L’incroyable amnistie de Guy Drut
Par François GILBERT :: Politique et analyse institutionnelle
L’Agence France Presse a annoncé avant hier soir que Guy Drut, député UMP et ancien ministre des sports, avait fait l’objet d’une mesure d’amnistie individuelle du Président de la République. Cet ancien champion olympique avait été condamné, en octobre 2005, à 15 mois de prison avec sursis et 50.000 euros d’amende dans l’affaire des marchés publics d’Ile-de-France, pour avoir occupé un emploi fictif financé par la Compagnie générale des eaux. Cet emploi lui aurait rapporté entre 84.000 euros (selon le Nouvel Observateur) et 118.000 euros (selon le Monde). Il y aurait donc eu enrichissement personnel.
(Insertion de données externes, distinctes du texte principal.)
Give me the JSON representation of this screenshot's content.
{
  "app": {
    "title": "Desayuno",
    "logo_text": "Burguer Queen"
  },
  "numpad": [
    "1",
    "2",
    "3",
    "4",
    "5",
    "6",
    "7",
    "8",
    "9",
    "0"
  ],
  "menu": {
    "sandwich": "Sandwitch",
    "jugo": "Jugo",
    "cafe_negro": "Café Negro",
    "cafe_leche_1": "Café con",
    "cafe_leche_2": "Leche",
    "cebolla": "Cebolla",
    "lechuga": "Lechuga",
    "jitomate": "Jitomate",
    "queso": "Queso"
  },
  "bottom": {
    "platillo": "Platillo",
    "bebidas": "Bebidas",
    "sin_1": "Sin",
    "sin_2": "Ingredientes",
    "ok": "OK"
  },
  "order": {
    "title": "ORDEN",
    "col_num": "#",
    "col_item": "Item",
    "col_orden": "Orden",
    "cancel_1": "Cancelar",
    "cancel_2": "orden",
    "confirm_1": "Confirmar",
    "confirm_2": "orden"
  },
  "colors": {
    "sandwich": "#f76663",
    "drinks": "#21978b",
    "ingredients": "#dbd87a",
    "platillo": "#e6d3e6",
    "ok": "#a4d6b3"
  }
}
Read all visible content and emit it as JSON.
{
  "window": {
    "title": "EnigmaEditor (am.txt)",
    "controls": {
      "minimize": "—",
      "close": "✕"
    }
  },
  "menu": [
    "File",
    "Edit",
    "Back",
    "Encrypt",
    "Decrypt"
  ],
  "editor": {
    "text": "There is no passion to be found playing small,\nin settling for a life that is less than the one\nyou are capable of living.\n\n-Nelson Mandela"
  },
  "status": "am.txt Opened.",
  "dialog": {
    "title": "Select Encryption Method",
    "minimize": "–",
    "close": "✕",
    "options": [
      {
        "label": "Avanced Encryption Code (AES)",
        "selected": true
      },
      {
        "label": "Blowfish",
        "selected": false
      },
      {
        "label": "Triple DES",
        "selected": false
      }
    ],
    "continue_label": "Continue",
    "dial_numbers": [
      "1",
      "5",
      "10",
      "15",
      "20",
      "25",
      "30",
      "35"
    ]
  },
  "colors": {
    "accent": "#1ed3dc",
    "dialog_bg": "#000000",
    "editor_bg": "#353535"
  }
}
Cette décision a été prise pour permettre à l’intéressé de continuer de siéger au Comité international olympique, qui n’accueille pas en son sein de délinquants. Quel contraste entre l’éthique sportive et celle de notre classe politique !
A titre préliminaire, soulignons que le décret d’amnistie individuelle n’est pas publié au Journal officiel, même sous format papier. Pourtant, aux termes de l’article 2 de l’ordonnance n° 2004-164 du 20 février 2004 relative aux modalités et effets de la publication des lois et de certains actes administratifs : « Sont publiés au Journal officiel de la République française les lois, les ordonnances, les décrets et, lorsqu’une loi ou un décret le prévoit, les autres actes administratifs ». Si quelqu’un peut m’expliquer…
Qu’est-ce qu’une mesure d’amnistie individuelle ?
Quelques mots, tout d’abord, sur cette notion de d’« amnistie individuelle ». On distingue traditionnellement en droit la grâce, mesure réglementaire (individuelle ou collective), de l’amnistie, mesure législative, en principe collective.
Cependant, il est de tradition (au moins depuis 1981) d’introduire dans la loi d’amnistie qui suit l’élection présidentielle un dispositif permettant des mesures d’amnistie individuelle, prononcée par décret du Président de la République, pour les personnes n’ayant pas bénéficié de l’amnistie collective.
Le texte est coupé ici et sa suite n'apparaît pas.